SOLO, KabarMedan.com | Persaingan antarmedia untuk melakukan peliputan eksklusif di wilayah konflik adalah kekeliruan. Kekeliruan lain yang kerap terjadi oleh sebagian media adalah berpihak pada salah satu kubu dan mengobarkan kebencian.
Perwakilan Indonesia Committee of the Red Cross, Sonny Nomer, mengatakan media yang meliput konflik seharusnya memanusiakan korban. Ia juga bertanggung jawab menyeberkan informasi penting dan relevan kepada warga sipil baik yang terlibat konflik atau pun tidak.

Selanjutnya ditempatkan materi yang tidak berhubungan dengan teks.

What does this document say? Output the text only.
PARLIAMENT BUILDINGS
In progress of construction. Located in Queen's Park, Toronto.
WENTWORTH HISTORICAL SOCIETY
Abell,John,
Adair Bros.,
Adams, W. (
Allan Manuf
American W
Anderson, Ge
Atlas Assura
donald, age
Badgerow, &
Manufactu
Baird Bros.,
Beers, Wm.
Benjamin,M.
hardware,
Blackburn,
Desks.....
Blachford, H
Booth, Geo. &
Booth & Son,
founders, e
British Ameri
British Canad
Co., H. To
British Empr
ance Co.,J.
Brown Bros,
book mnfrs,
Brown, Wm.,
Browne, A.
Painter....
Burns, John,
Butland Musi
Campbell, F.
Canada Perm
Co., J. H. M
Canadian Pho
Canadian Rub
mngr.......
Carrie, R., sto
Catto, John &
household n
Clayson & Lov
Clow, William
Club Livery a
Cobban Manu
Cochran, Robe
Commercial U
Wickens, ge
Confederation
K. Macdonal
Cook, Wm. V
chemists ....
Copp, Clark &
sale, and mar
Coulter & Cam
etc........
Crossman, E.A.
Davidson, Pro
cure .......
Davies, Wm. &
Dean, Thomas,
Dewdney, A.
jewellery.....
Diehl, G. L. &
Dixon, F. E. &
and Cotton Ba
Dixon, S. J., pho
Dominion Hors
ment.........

“Pemberitaan media penting juga untuk mengingatkan kepada dunia tentang konflik yang terlupakan,” katanya dalam Workshop Meliput Wilayah Konflik dalam rangkaian Festival Media AJI 2017 di Grha Soloraya, Kamis (23/11/2017).
Ia menerangkan, perlindungan wartawan dalam meliput wilayah konflik diatur menurut Hukum Humaniter Internasional (HHI). Kendati demikian, penting untuk diingat, HHI tidak melindungi fungsi wartawan tetapi orang-orang yang terlibat dalam kegiatan jurnalistik.
Hal senada dikatakan Desi Fitriani, jurnalis wilayah konflik dari Metro TV. Ia mengaku hal utama yang harus diperhatikan dalam meliput wilayah konflik adalah keselamatan diri.
Hal ini membutuhkan kerjasama tim untuk saling melindungi termasuk kerjasama dengan media lain. “Dekati penduduk lokal sebagai sumber informasi, siapkan mental, dan jangan terjebak dalam kepentingan kelompok,” ujarnya.
Desi berbagi tips soal bagaimana melakukan peliputan di wilayah konflik, salah satunya adalah mempelajari medan konflik. Wartawan harus segera mengenali kondisi daerah, siapa yang bertikai, dan sejarah konflik. “Wartawan dituntut menggali informasi dari dua sisi yang bertikai agar perspektif tetap berimbang,” ucapnya.
Dirinya juga menceritakan motivasinya menjadi wartawan konflik. Ada hal menarik saat Desi kali pertama bertugas melakukan peliputan konflik. Kedua orangnya sampai menangis bahkan menggelar yasinan untuk keselamatan Desi.
“Tapi sekarang kalau ada konfilik, saya enggak berangkat sering ditanyai orang tua. ‘Kok enggak berangkat? Berarti negara aman ya? jelasnya meniru ucapan orang tuanya, disusul tawa hadirin.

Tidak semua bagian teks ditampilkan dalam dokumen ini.